Each foreign market in which the company does business can (and usually does) present separate problems involving some or all of the uncontrollable elements. Thus, the more foreign markets in which a company operates, the greater is the possible variety of foreign environmental factors with which to contend. Frequently, a solution to a problem in country market A is not applicable to a problem in country market B.

The successful manager constructs a marketing program designed for optimal adjustment to the uncertainty of the business climate.

Assuming the necessary overall corporate resources the marketing manager blends price, product, promotion, channels of distribution and research activities to capitalize on anticipated demand. The controllable elements can be altered in the long run and usually in the short run to adjust to changing market conditions, consumer tastes, or corporate objectives.


Although the marketer   can blend a marketing mix  from the controllable elements, the uncontrollable factors are precisely that; the marketer  must actively evaluate and, if needed, adapt.

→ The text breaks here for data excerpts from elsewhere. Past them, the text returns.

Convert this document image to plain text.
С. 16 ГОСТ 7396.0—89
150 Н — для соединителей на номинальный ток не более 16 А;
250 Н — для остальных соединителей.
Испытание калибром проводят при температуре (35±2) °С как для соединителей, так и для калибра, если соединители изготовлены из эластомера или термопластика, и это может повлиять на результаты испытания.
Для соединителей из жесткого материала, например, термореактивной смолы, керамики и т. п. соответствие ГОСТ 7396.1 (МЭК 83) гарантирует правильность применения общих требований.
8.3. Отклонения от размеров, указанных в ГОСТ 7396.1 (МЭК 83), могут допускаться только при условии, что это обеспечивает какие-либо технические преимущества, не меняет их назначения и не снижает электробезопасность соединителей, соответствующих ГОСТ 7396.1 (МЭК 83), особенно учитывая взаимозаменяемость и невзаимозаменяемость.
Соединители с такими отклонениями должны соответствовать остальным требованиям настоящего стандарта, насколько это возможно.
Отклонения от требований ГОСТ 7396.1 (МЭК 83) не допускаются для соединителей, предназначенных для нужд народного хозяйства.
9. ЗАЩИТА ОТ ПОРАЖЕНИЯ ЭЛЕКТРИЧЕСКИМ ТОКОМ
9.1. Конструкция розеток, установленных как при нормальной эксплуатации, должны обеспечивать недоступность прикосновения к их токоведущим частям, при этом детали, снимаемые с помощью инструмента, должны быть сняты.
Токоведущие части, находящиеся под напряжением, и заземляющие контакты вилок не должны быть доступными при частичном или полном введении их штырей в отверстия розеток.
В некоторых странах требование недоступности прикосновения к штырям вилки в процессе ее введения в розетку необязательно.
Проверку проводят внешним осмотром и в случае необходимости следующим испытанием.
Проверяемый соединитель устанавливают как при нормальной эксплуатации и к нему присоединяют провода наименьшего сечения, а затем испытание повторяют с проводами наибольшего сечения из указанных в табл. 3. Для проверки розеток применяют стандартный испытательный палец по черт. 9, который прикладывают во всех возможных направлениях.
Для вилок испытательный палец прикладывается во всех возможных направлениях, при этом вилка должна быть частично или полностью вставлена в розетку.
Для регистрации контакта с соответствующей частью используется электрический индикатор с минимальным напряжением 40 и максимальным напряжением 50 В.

A political decision involving domestic foreign policy can have a direct effect on a firm’s  international marketing success. For example, the US government placed a total ban on trade with Libya to condemn Libyan support for terrorists attacks, imposed restrictions on trade with South Africa to protest apartheid and placed a total ban on trade with Iraq, whose actions constituted a threat to the national security of US and its allies. In each case, the international marketing programs of the US companies has to abide by the government directives.

The US government has the constitutional right to restrict foreign trade when such trade adversely affects the security or economy of the country, or when such trade is in conflict with US foreign policy.

Competition within the home country can also have a profound effect on the international marketer’s task. For more than a century, Eastman Kodak, dominated the US film market and could depend on achieving profit goals that provided capital to invest in foreign market. Without having to worry about the company’s lucrative base, management had the time and resources to devise aggressive international marketing programs. However, the competitive structure changed when Fuji Photo Film became a formidable competitor by lowering film prices in the US, opening a  plant, and gaining 12 per cent  of the US market. Then the acceptance of digital photograph with Canon from Japan leading the market, has further disrupted Kodak’s domestic business. The last are given as examples.